A l’entrée de sa funeraria, un grand bâtiment dans les hauteurs de Los Barrios, Martín a fait construire une mosquée blanche. Sans changer son nom chrétien, ce « mécréant », comme il se définit, s’est converti à l’islam « par solidarité avec mes clients », devenant même le chef de la communauté islamique de sa bourgade. Sur ce sujet, il ne paraît pas à son aise : « Heureusement, mon lumbago me donne une excuse pour ne pas m’agenouiller pendant la prière du vendredi, se justifie-t-il. Et mon diabète m’évite d’avoir à faire le ramadan ! »

Dans la vaste salle d’attente de sa funeraria, il explique : « Nous faisons les choses sérieusement.

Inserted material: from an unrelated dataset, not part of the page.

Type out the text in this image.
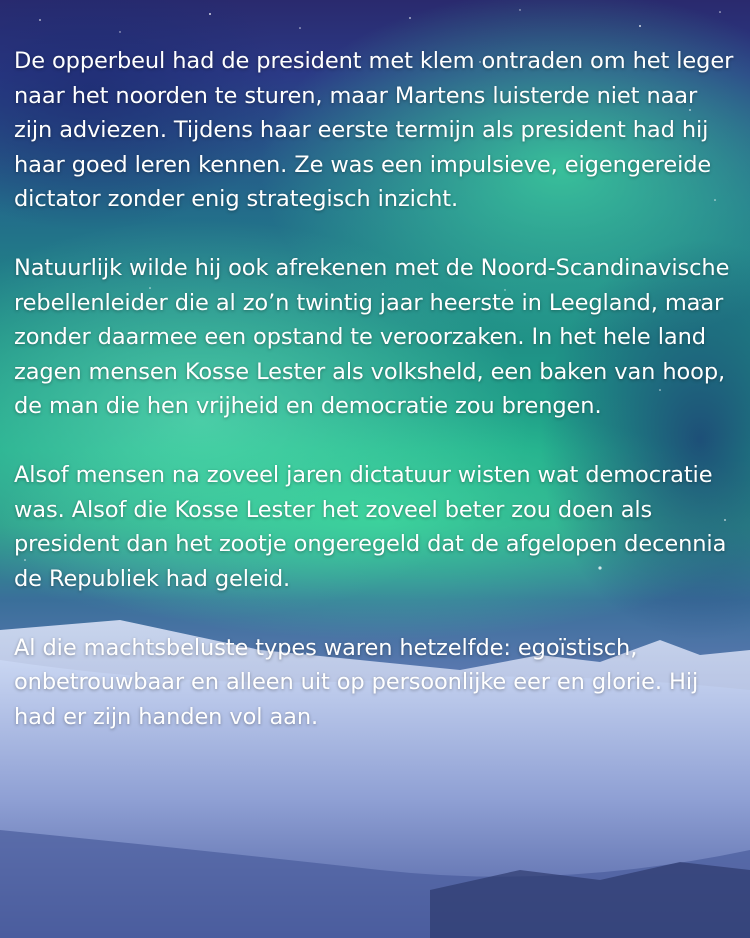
De opperbeul had de president met klem ontraden om het leger naar het noorden te sturen, maar Martens luisterde niet naar zijn adviezen. Tijdens haar eerste termijn als president had hij haar goed leren kennen. Ze was een impulsieve, eigengereide dictator zonder enig strategisch inzicht.

Natuurlijk wilde hij ook afrekenen met de Noord-Scandinavische rebellenleider die al zo’n twintig jaar heerste in Leegland, maar zonder daarmee een opstand te veroorzaken. In het hele land zagen mensen Kosse Lester als volksheld, een baken van hoop, de man die hen vrijheid en democratie zou brengen.

Alsof mensen na zoveel jaren dictatuur wisten wat democratie was. Alsof die Kosse Lester het zoveel beter zou doen als president dan het zootje ongeregeld dat de afgelopen decennia de Republiek had geleid.

Al die machtsbeluste types waren hetzelfde: egoïstisch, onbetrouwbaar en alleen uit op persoonlijke eer en glorie. Hij had er zijn handen vol aan.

Chaque mort marocain est lavé rituellement par l’imam, puis drapé dans un linceul. C’est pour cela que les musulmans me préfèrent. Le bouche à oreille a marché à fond ! »

Et les clandestins noyés dans les remous de Gibraltar ou carbonisés sous un camion, comme Bouchaîb ? C’est une autre part de sa vie, qu’il laisse le plus souvent dans l’ombre. Tout a commencé en 1999, sur une plage proche d’Algésiras, où 16 corps de naufragés marocains venaient d’échouer. Depuis, des centaines d’autres ont péri en mer - jusqu’à 3 000 selon des sources humanitaires. Ce jour-là, Martín accourt sur les lieux du drame : « J’ai vu une bonne affaire, 4 000 euros par tête. Le problème était juste de retrouver les familles », raconte-t-il de sa voix éraillée par les Marlboro.

Au volant d’une fourgonnette, il part dans la région de Beni Mellal (centre du Maroc) d’où, pense-t-il, viennent les naufragés. Il fait les marchés, expose les vêtements, montres, et papiers retrouvés sur les corps. Une première famille se présente, puis d’autres. « Là, ce fut un choc ! Je pensais faire du fric mais ces gens étaient misérables, avec à peine de quoi manger jusqu’au lendemain. Finalement, j’ai mis 30 000 dirhams [3 000 euros] de ma poche ! » Depuis, Martín s’est fixé une ligne de conduite : lorsqu’il rapatrie un clandestin mort, il demande le strict minimum aux parents : « Je facture au prix coûtant. Ou bien, si c’est vraiment la dèche, je ne fais rien payer du tout. » Il assure avoir ainsi « livré » des centaines de morts, en majorité des jeunes. Il peut remuer ciel et terre, activer ses mille contacts (policiers, ambulanciers, juges, consuls…) pour disposer du corps dès que possible, le conserver dans une chambre froide, identifier la famille et le rapatrier dans les meilleurs délais. « Cela exige de la ténacité, jusqu’à six mois d’attente. Sans test ADN, par exemple, les juges retiennent le corps. »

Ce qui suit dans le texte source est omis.